L'amour naît pour quelqu'un et il peut vivre sans coexister avec l'aimé. Une personne peut donc en aimer une autre, même si cette dernière n'en ressent point d'intérêt. La souffrance intervient alors à ce moment. Cruellement, l'amoureux se voit obligé d'accepter de s'en tenir au bonheur de l'autre pour vivre, c'est-à-dire qu'il se contente de ressentir les émotions de l'autre pour combler son vide de ne pas être « avec » l'aimé : il est proche, mais n'est pas en fusion. Il aime. Il n'attend plus rien de l'existence de cet
amour. Il stagne, se complait de souffrance, aussi longtemps qu'il vivra, admettant qu'il ne puisse aimer aussi intensément, une deuxième fois. Sa souffrance est synonyme de sa passion. C'est de l'honnêteté vis-à-vis l'amour. L'honnêteté de voir que
l'amour est unique, ce qui le qualifie de véritable. Il aime alors entièrement pour gruger jusqu'à la moelle
l'amour dont il est capable « d'éprouver ». Cette souffrance n'est pas un mythe, et même si certain croit avoir dissipé l'amour et la souffrance pour se trouver un nouvel amour, il fera des rebonds insidieux dans la vie de celui qui l'a nié. On ne peut s'en remettre.
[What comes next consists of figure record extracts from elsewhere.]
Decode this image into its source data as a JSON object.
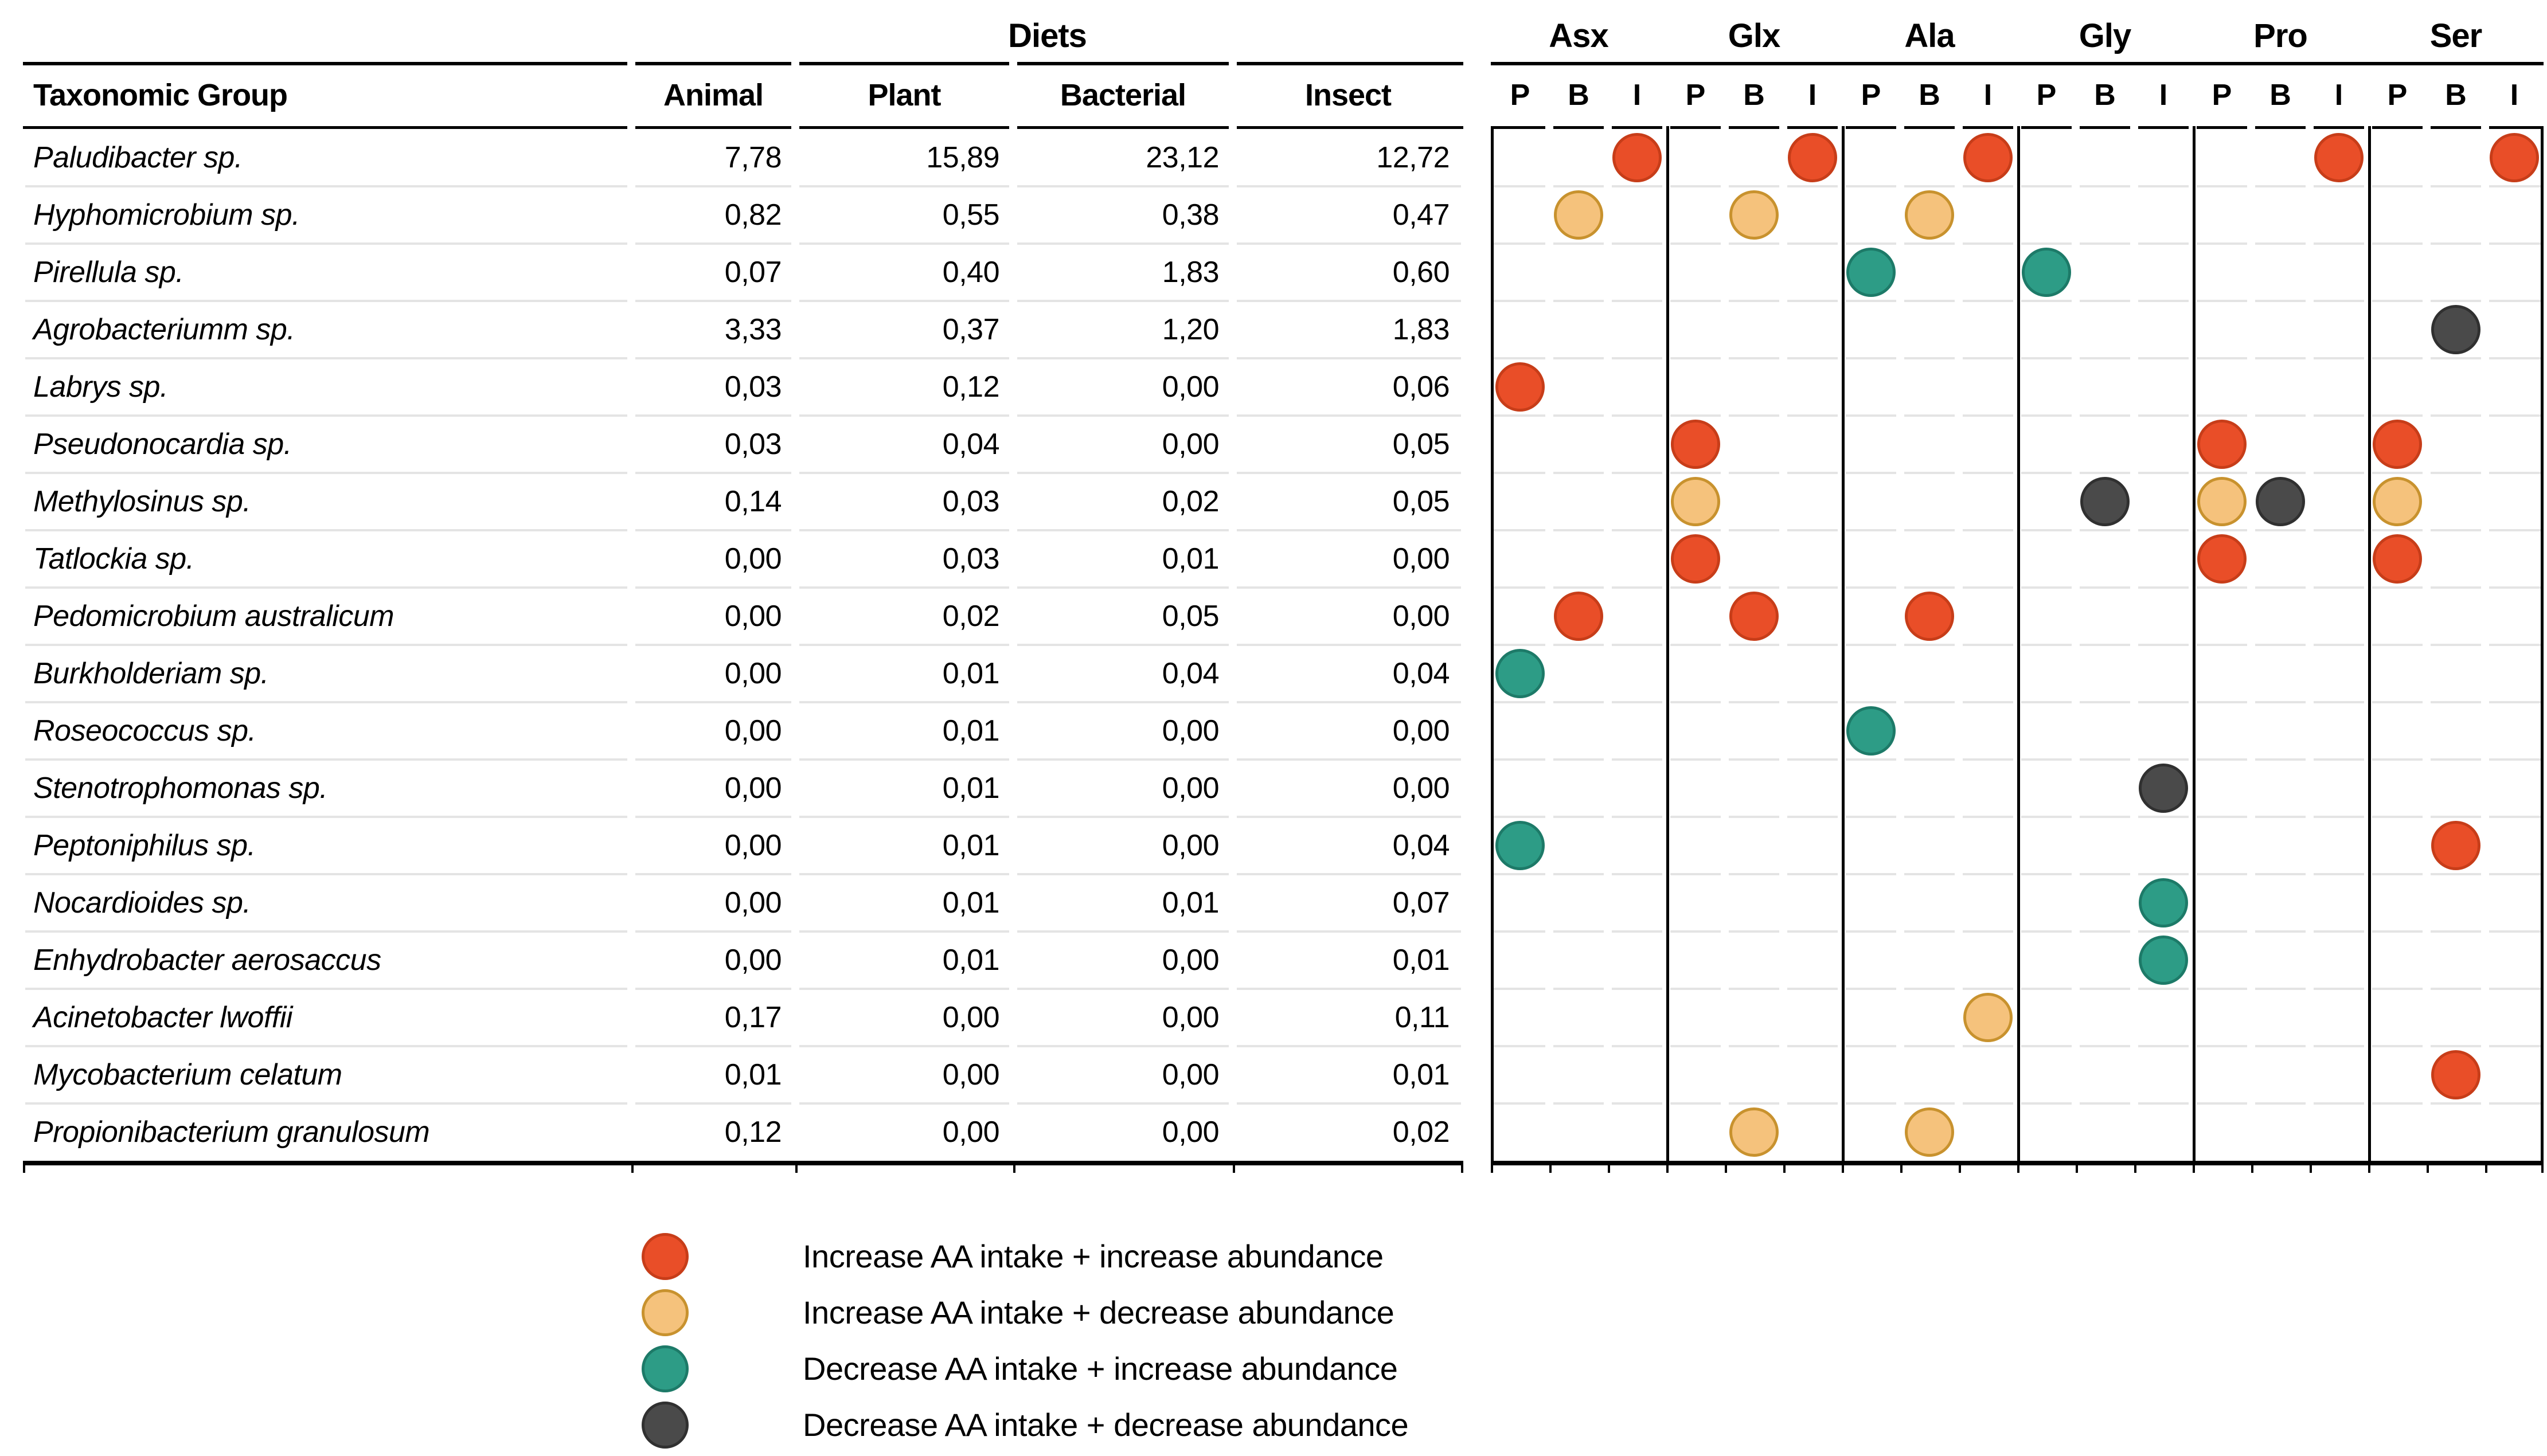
{
  "table": {
    "group_header": "Diets",
    "columns": [
      "Taxonomic Group",
      "Animal",
      "Plant",
      "Bacterial",
      "Insect"
    ],
    "rows": [
      {
        "name": "Paludibacter sp.",
        "values": [
          "7,78",
          "15,89",
          "23,12",
          "12,72"
        ]
      },
      {
        "name": "Hyphomicrobium sp.",
        "values": [
          "0,82",
          "0,55",
          "0,38",
          "0,47"
        ]
      },
      {
        "name": "Pirellula sp.",
        "values": [
          "0,07",
          "0,40",
          "1,83",
          "0,60"
        ]
      },
      {
        "name": "Agrobacteriumm sp.",
        "values": [
          "3,33",
          "0,37",
          "1,20",
          "1,83"
        ]
      },
      {
        "name": "Labrys sp.",
        "values": [
          "0,03",
          "0,12",
          "0,00",
          "0,06"
        ]
      },
      {
        "name": "Pseudonocardia sp.",
        "values": [
          "0,03",
          "0,04",
          "0,00",
          "0,05"
        ]
      },
      {
        "name": "Methylosinus sp.",
        "values": [
          "0,14",
          "0,03",
          "0,02",
          "0,05"
        ]
      },
      {
        "name": "Tatlockia sp.",
        "values": [
          "0,00",
          "0,03",
          "0,01",
          "0,00"
        ]
      },
      {
        "name": "Pedomicrobium australicum",
        "values": [
          "0,00",
          "0,02",
          "0,05",
          "0,00"
        ]
      },
      {
        "name": "Burkholderiam sp.",
        "values": [
          "0,00",
          "0,01",
          "0,04",
          "0,04"
        ]
      },
      {
        "name": "Roseococcus sp.",
        "values": [
          "0,00",
          "0,01",
          "0,00",
          "0,00"
        ]
      },
      {
        "name": "Stenotrophomonas sp.",
        "values": [
          "0,00",
          "0,01",
          "0,00",
          "0,00"
        ]
      },
      {
        "name": "Peptoniphilus sp.",
        "values": [
          "0,00",
          "0,01",
          "0,00",
          "0,04"
        ]
      },
      {
        "name": "Nocardioides sp.",
        "values": [
          "0,00",
          "0,01",
          "0,01",
          "0,07"
        ]
      },
      {
        "name": "Enhydrobacter aerosaccus",
        "values": [
          "0,00",
          "0,01",
          "0,00",
          "0,01"
        ]
      },
      {
        "name": "Acinetobacter lwoffii",
        "values": [
          "0,17",
          "0,00",
          "0,00",
          "0,11"
        ]
      },
      {
        "name": "Mycobacterium celatum",
        "values": [
          "0,01",
          "0,00",
          "0,00",
          "0,01"
        ]
      },
      {
        "name": "Propionibacterium granulosum",
        "values": [
          "0,12",
          "0,00",
          "0,00",
          "0,02"
        ]
      }
    ]
  },
  "matrix": {
    "aa_groups": [
      "Asx",
      "Glx",
      "Ala",
      "Gly",
      "Pro",
      "Ser"
    ],
    "sub_columns": [
      "P",
      "B",
      "I"
    ],
    "dots": [
      {
        "row": 0,
        "aa": "Asx",
        "sub": "I",
        "type": "inc_inc"
      },
      {
        "row": 0,
        "aa": "Glx",
        "sub": "I",
        "type": "inc_inc"
      },
      {
        "row": 0,
        "aa": "Ala",
        "sub": "I",
        "type": "inc_inc"
      },
      {
        "row": 0,
        "aa": "Pro",
        "sub": "I",
        "type": "inc_inc"
      },
      {
        "row": 0,
        "aa": "Ser",
        "sub": "I",
        "type": "inc_inc"
      },
      {
        "row": 1,
        "aa": "Asx",
        "sub": "B",
        "type": "inc_dec"
      },
      {
        "row": 1,
        "aa": "Glx",
        "sub": "B",
        "type": "inc_dec"
      },
      {
        "row": 1,
        "aa": "Ala",
        "sub": "B",
        "type": "inc_dec"
      },
      {
        "row": 2,
        "aa": "Ala",
        "sub": "P",
        "type": "dec_inc"
      },
      {
        "row": 2,
        "aa": "Gly",
        "sub": "P",
        "type": "dec_inc"
      },
      {
        "row": 3,
        "aa": "Ser",
        "sub": "B",
        "type": "dec_dec"
      },
      {
        "row": 4,
        "aa": "Asx",
        "sub": "P",
        "type": "inc_inc"
      },
      {
        "row": 5,
        "aa": "Glx",
        "sub": "P",
        "type": "inc_inc"
      },
      {
        "row": 5,
        "aa": "Pro",
        "sub": "P",
        "type": "inc_inc"
      },
      {
        "row": 5,
        "aa": "Ser",
        "sub": "P",
        "type": "inc_inc"
      },
      {
        "row": 6,
        "aa": "Glx",
        "sub": "P",
        "type": "inc_dec"
      },
      {
        "row": 6,
        "aa": "Gly",
        "sub": "B",
        "type": "dec_dec"
      },
      {
        "row": 6,
        "aa": "Pro",
        "sub": "P",
        "type": "inc_dec"
      },
      {
        "row": 6,
        "aa": "Pro",
        "sub": "B",
        "type": "dec_dec"
      },
      {
        "row": 6,
        "aa": "Ser",
        "sub": "P",
        "type": "inc_dec"
      },
      {
        "row": 7,
        "aa": "Glx",
        "sub": "P",
        "type": "inc_inc"
      },
      {
        "row": 7,
        "aa": "Pro",
        "sub": "P",
        "type": "inc_inc"
      },
      {
        "row": 7,
        "aa": "Ser",
        "sub": "P",
        "type": "inc_inc"
      },
      {
        "row": 8,
        "aa": "Asx",
        "sub": "B",
        "type": "inc_inc"
      },
      {
        "row": 8,
        "aa": "Glx",
        "sub": "B",
        "type": "inc_inc"
      },
      {
        "row": 8,
        "aa": "Ala",
        "sub": "B",
        "type": "inc_inc"
      },
      {
        "row": 9,
        "aa": "Asx",
        "sub": "P",
        "type": "dec_inc"
      },
      {
        "row": 10,
        "aa": "Ala",
        "sub": "P",
        "type": "dec_inc"
      },
      {
        "row": 11,
        "aa": "Gly",
        "sub": "I",
        "type": "dec_dec"
      },
      {
        "row": 12,
        "aa": "Asx",
        "sub": "P",
        "type": "dec_inc"
      },
      {
        "row": 12,
        "aa": "Ser",
        "sub": "B",
        "type": "inc_inc"
      },
      {
        "row": 13,
        "aa": "Gly",
        "sub": "I",
        "type": "dec_inc"
      },
      {
        "row": 14,
        "aa": "Gly",
        "sub": "I",
        "type": "dec_inc"
      },
      {
        "row": 15,
        "aa": "Ala",
        "sub": "I",
        "type": "inc_dec"
      },
      {
        "row": 16,
        "aa": "Ser",
        "sub": "B",
        "type": "inc_inc"
      },
      {
        "row": 17,
        "aa": "Glx",
        "sub": "B",
        "type": "inc_dec"
      },
      {
        "row": 17,
        "aa": "Ala",
        "sub": "B",
        "type": "inc_dec"
      }
    ]
  },
  "legend": [
    {
      "type": "inc_inc",
      "label": "Increase AA intake + increase abundance"
    },
    {
      "type": "inc_dec",
      "label": "Increase AA intake + decrease abundance"
    },
    {
      "type": "dec_inc",
      "label": "Decrease AA intake + increase abundance"
    },
    {
      "type": "dec_dec",
      "label": "Decrease AA intake + decrease abundance"
    }
  ],
  "colors": {
    "inc_inc": "#E94E28",
    "inc_inc_border": "#C73D19",
    "inc_dec": "#F5C27C",
    "inc_dec_border": "#C8922E",
    "dec_inc": "#2D9C86",
    "dec_inc_border": "#1D7A68",
    "dec_dec": "#4A4A4A",
    "dec_dec_border": "#303030"
  },
  "chart_data": {
    "type": "table",
    "title": "Diets",
    "columns": [
      "Taxonomic Group",
      "Animal",
      "Plant",
      "Bacterial",
      "Insect"
    ],
    "rows": [
      [
        "Paludibacter sp.",
        "7,78",
        "15,89",
        "23,12",
        "12,72"
      ],
      [
        "Hyphomicrobium sp.",
        "0,82",
        "0,55",
        "0,38",
        "0,47"
      ],
      [
        "Pirellula sp.",
        "0,07",
        "0,40",
        "1,83",
        "0,60"
      ],
      [
        "Agrobacteriumm sp.",
        "3,33",
        "0,37",
        "1,20",
        "1,83"
      ],
      [
        "Labrys sp.",
        "0,03",
        "0,12",
        "0,00",
        "0,06"
      ],
      [
        "Pseudonocardia sp.",
        "0,03",
        "0,04",
        "0,00",
        "0,05"
      ],
      [
        "Methylosinus sp.",
        "0,14",
        "0,03",
        "0,02",
        "0,05"
      ],
      [
        "Tatlockia sp.",
        "0,00",
        "0,03",
        "0,01",
        "0,00"
      ],
      [
        "Pedomicrobium australicum",
        "0,00",
        "0,02",
        "0,05",
        "0,00"
      ],
      [
        "Burkholderiam sp.",
        "0,00",
        "0,01",
        "0,04",
        "0,04"
      ],
      [
        "Roseococcus sp.",
        "0,00",
        "0,01",
        "0,00",
        "0,00"
      ],
      [
        "Stenotrophomonas sp.",
        "0,00",
        "0,01",
        "0,00",
        "0,00"
      ],
      [
        "Peptoniphilus sp.",
        "0,00",
        "0,01",
        "0,00",
        "0,04"
      ],
      [
        "Nocardioides sp.",
        "0,00",
        "0,01",
        "0,01",
        "0,07"
      ],
      [
        "Enhydrobacter aerosaccus",
        "0,00",
        "0,01",
        "0,00",
        "0,01"
      ],
      [
        "Acinetobacter lwoffii",
        "0,17",
        "0,00",
        "0,00",
        "0,11"
      ],
      [
        "Mycobacterium celatum",
        "0,01",
        "0,00",
        "0,00",
        "0,01"
      ],
      [
        "Propionibacterium granulosum",
        "0,12",
        "0,00",
        "0,00",
        "0,02"
      ]
    ],
    "dot_matrix": {
      "x_groups": [
        "Asx",
        "Glx",
        "Ala",
        "Gly",
        "Pro",
        "Ser"
      ],
      "x_subcolumns": [
        "P",
        "B",
        "I"
      ],
      "categories": {
        "inc_inc": "Increase AA intake + increase abundance",
        "inc_dec": "Increase AA intake + decrease abundance",
        "dec_inc": "Decrease AA intake + increase abundance",
        "dec_dec": "Decrease AA intake + decrease abundance"
      },
      "points": [
        {
          "taxon": "Paludibacter sp.",
          "aa": "Asx",
          "diet": "I",
          "category": "inc_inc"
        },
        {
          "taxon": "Paludibacter sp.",
          "aa": "Glx",
          "diet": "I",
          "category": "inc_inc"
        },
        {
          "taxon": "Paludibacter sp.",
          "aa": "Ala",
          "diet": "I",
          "category": "inc_inc"
        },
        {
          "taxon": "Paludibacter sp.",
          "aa": "Pro",
          "diet": "I",
          "category": "inc_inc"
        },
        {
          "taxon": "Paludibacter sp.",
          "aa": "Ser",
          "diet": "I",
          "category": "inc_inc"
        },
        {
          "taxon": "Hyphomicrobium sp.",
          "aa": "Asx",
          "diet": "B",
          "category": "inc_dec"
        },
        {
          "taxon": "Hyphomicrobium sp.",
          "aa": "Glx",
          "diet": "B",
          "category": "inc_dec"
        },
        {
          "taxon": "Hyphomicrobium sp.",
          "aa": "Ala",
          "diet": "B",
          "category": "inc_dec"
        },
        {
          "taxon": "Pirellula sp.",
          "aa": "Ala",
          "diet": "P",
          "category": "dec_inc"
        },
        {
          "taxon": "Pirellula sp.",
          "aa": "Gly",
          "diet": "P",
          "category": "dec_inc"
        },
        {
          "taxon": "Agrobacteriumm sp.",
          "aa": "Ser",
          "diet": "B",
          "category": "dec_dec"
        },
        {
          "taxon": "Labrys sp.",
          "aa": "Asx",
          "diet": "P",
          "category": "inc_inc"
        },
        {
          "taxon": "Pseudonocardia sp.",
          "aa": "Glx",
          "diet": "P",
          "category": "inc_inc"
        },
        {
          "taxon": "Pseudonocardia sp.",
          "aa": "Pro",
          "diet": "P",
          "category": "inc_inc"
        },
        {
          "taxon": "Pseudonocardia sp.",
          "aa": "Ser",
          "diet": "P",
          "category": "inc_inc"
        },
        {
          "taxon": "Methylosinus sp.",
          "aa": "Glx",
          "diet": "P",
          "category": "inc_dec"
        },
        {
          "taxon": "Methylosinus sp.",
          "aa": "Gly",
          "diet": "B",
          "category": "dec_dec"
        },
        {
          "taxon": "Methylosinus sp.",
          "aa": "Pro",
          "diet": "P",
          "category": "inc_dec"
        },
        {
          "taxon": "Methylosinus sp.",
          "aa": "Pro",
          "diet": "B",
          "category": "dec_dec"
        },
        {
          "taxon": "Methylosinus sp.",
          "aa": "Ser",
          "diet": "P",
          "category": "inc_dec"
        },
        {
          "taxon": "Tatlockia sp.",
          "aa": "Glx",
          "diet": "P",
          "category": "inc_inc"
        },
        {
          "taxon": "Tatlockia sp.",
          "aa": "Pro",
          "diet": "P",
          "category": "inc_inc"
        },
        {
          "taxon": "Tatlockia sp.",
          "aa": "Ser",
          "diet": "P",
          "category": "inc_inc"
        },
        {
          "taxon": "Pedomicrobium australicum",
          "aa": "Asx",
          "diet": "B",
          "category": "inc_inc"
        },
        {
          "taxon": "Pedomicrobium australicum",
          "aa": "Glx",
          "diet": "B",
          "category": "inc_inc"
        },
        {
          "taxon": "Pedomicrobium australicum",
          "aa": "Ala",
          "diet": "B",
          "category": "inc_inc"
        },
        {
          "taxon": "Burkholderiam sp.",
          "aa": "Asx",
          "diet": "P",
          "category": "dec_inc"
        },
        {
          "taxon": "Roseococcus sp.",
          "aa": "Ala",
          "diet": "P",
          "category": "dec_inc"
        },
        {
          "taxon": "Stenotrophomonas sp.",
          "aa": "Gly",
          "diet": "I",
          "category": "dec_dec"
        },
        {
          "taxon": "Peptoniphilus sp.",
          "aa": "Asx",
          "diet": "P",
          "category": "dec_inc"
        },
        {
          "taxon": "Peptoniphilus sp.",
          "aa": "Ser",
          "diet": "B",
          "category": "inc_inc"
        },
        {
          "taxon": "Nocardioides sp.",
          "aa": "Gly",
          "diet": "I",
          "category": "dec_inc"
        },
        {
          "taxon": "Enhydrobacter aerosaccus",
          "aa": "Gly",
          "diet": "I",
          "category": "dec_inc"
        },
        {
          "taxon": "Acinetobacter lwoffii",
          "aa": "Ala",
          "diet": "I",
          "category": "inc_dec"
        },
        {
          "taxon": "Mycobacterium celatum",
          "aa": "Ser",
          "diet": "B",
          "category": "inc_inc"
        },
        {
          "taxon": "Propionibacterium granulosum",
          "aa": "Glx",
          "diet": "B",
          "category": "inc_dec"
        },
        {
          "taxon": "Propionibacterium granulosum",
          "aa": "Ala",
          "diet": "B",
          "category": "inc_dec"
        }
      ]
    }
  }
}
Il est préférable d'aimer en souffrance dans un « rien » complet, sans l'aimé, que de se contenter d'un
amour petit, galvaudé, de mal aimer.
Après avoir exprimé ma vision de la souffrance à son état protecteur, qui est inévitable, et de la souffrance honnête, qui est crue, il est normal dans l'idéologie collective d'en avoir peur, de n'espérer aucune souffrance dans
l'amour, aucun accrocs, même petits. Cela vient de tous les contes pour enfants ou du théâtre relatant des histoires
d'amour, qui, depuis la nuit des temps, voit la souffrance comme le mal à combattre. Dans cette position, la souffrance est immonde et laide, et associée à l'amour, elle ne peut rendre l'amour beau et magnifique. Mais la souffrance n'est ni laide ni triste : elle est honnête. Jamais elle n'est mensonge. L'honnêteté est une belle chose. De la souffrance naît une vérité violente. On ne doit pas en avoir peur. Si c'est le cas, c'est à ce moment qu'on ne voit rien, que
l'amour est désagréable, malsain et laid, puisque personne, ne prétend que
l'amour est beau par défaut. Il faut le rendre beau, même dans sa pire douleur.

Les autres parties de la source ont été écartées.